Oh Michael, what can I say! How about, your incredible amazing technique
has to be the touchstone against which we measure all tissue making. I'm
downloading it into the carbon printout, part 3, and I'm sure it will have
a good effect on Carmen, even if she doesn't do it. If only to assure her
that mixing sumi ink is ****easy****!
Meanwhile, she phoned tonight so here's update and the new questions:
Update is that she went to Pearl, got the sumi in the green bottle *and*
Rowney jet black gouache, and after big hassle being locked out of lab in
the windstorm, made tissue from both in her kitchen, big mess, she said.

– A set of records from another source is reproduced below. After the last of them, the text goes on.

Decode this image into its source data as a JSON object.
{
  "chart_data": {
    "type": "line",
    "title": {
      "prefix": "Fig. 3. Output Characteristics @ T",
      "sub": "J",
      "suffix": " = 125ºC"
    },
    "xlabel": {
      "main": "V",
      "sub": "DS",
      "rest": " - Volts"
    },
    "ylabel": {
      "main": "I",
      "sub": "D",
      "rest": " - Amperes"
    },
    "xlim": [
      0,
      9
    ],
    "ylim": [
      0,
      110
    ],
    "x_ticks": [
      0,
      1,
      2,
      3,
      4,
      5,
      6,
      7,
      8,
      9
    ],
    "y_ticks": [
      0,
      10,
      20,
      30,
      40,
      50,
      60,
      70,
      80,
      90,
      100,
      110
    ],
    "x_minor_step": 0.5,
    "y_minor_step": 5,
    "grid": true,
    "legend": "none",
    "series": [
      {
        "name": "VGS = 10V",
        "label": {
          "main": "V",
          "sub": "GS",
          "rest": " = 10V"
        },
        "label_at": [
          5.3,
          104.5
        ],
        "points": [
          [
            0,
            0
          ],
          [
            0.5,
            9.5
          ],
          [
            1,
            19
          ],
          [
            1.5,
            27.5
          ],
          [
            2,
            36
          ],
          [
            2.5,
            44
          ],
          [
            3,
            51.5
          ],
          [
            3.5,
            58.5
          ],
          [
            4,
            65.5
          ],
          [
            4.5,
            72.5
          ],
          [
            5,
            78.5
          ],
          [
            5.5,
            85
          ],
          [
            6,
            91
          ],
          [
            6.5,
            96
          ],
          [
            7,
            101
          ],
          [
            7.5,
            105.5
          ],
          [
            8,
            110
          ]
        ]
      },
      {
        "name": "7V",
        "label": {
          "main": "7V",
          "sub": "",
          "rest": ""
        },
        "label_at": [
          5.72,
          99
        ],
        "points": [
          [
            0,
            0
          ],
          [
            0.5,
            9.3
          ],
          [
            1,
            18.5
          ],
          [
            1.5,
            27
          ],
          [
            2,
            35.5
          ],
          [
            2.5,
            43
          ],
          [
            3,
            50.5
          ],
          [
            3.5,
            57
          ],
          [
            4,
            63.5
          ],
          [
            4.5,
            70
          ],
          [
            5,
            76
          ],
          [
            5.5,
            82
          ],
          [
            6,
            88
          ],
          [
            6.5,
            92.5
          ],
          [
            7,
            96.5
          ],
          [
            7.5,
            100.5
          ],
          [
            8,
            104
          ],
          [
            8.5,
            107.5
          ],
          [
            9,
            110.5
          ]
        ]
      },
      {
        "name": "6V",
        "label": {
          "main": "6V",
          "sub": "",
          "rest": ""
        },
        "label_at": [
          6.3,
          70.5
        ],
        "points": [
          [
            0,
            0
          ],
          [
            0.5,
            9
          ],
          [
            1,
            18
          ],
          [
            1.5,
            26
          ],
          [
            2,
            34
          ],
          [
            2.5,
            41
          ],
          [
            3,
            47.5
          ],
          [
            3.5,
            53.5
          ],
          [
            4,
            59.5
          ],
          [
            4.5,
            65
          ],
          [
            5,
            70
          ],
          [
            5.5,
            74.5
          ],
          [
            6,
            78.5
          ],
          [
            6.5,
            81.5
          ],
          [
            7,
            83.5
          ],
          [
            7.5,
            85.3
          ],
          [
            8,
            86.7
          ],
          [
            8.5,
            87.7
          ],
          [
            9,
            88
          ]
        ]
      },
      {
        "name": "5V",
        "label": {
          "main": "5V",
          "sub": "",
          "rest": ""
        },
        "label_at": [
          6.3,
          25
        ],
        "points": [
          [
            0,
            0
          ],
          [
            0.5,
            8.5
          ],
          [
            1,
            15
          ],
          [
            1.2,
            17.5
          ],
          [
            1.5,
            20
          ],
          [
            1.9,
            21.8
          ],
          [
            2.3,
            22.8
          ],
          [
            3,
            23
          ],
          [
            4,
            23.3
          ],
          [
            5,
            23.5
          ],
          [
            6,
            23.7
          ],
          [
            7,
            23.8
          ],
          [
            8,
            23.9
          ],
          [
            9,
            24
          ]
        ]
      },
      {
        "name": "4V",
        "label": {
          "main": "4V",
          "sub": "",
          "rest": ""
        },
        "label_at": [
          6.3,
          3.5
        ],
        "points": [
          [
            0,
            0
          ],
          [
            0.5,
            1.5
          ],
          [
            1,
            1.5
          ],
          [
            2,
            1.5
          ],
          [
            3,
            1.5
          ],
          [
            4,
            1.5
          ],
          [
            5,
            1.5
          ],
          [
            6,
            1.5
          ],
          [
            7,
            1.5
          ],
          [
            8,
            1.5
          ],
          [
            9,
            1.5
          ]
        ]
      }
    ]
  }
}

She was, on the one hand, encouraged, because it definitely looks better,
but somewhat anxious about the bubbles. She did, Luis please note, have
your book on Carbon printing, and followed your method of straining
through cloth to reduce bubbles, said it helped *a lot* but there were
still some left.
I said I thought alcohol was anti-bubble, but I had no idea how much to
add, also Rae Adams suggested Saponin, which we didn't have on hand and I
believe must be ordered through channels or somewhere specially, and
Kremer also has something they call "anti-foam" agent, which I'll see if
they will identify, in case that's OK. Kodak has discontinued its
anti-foam agent.
The other question is because now I'm totally confused about to harden or
not to harden. Sandy says (if I understand him correctly) no never, Klaus
says he uses Glyoxal... or is that just to harden the gelatine on the
receiving sheets?
Carmen had, BTW, read all the material from the list I gave her so far,
and commented that everyone disagrees.... I assured her that soon
*she* would be the expert and everyone would have to disagree with her.
She did say she thought it wasn't hard, just ***messy*** (better in her
kitchen than my classroom, which is already messy enough, say I).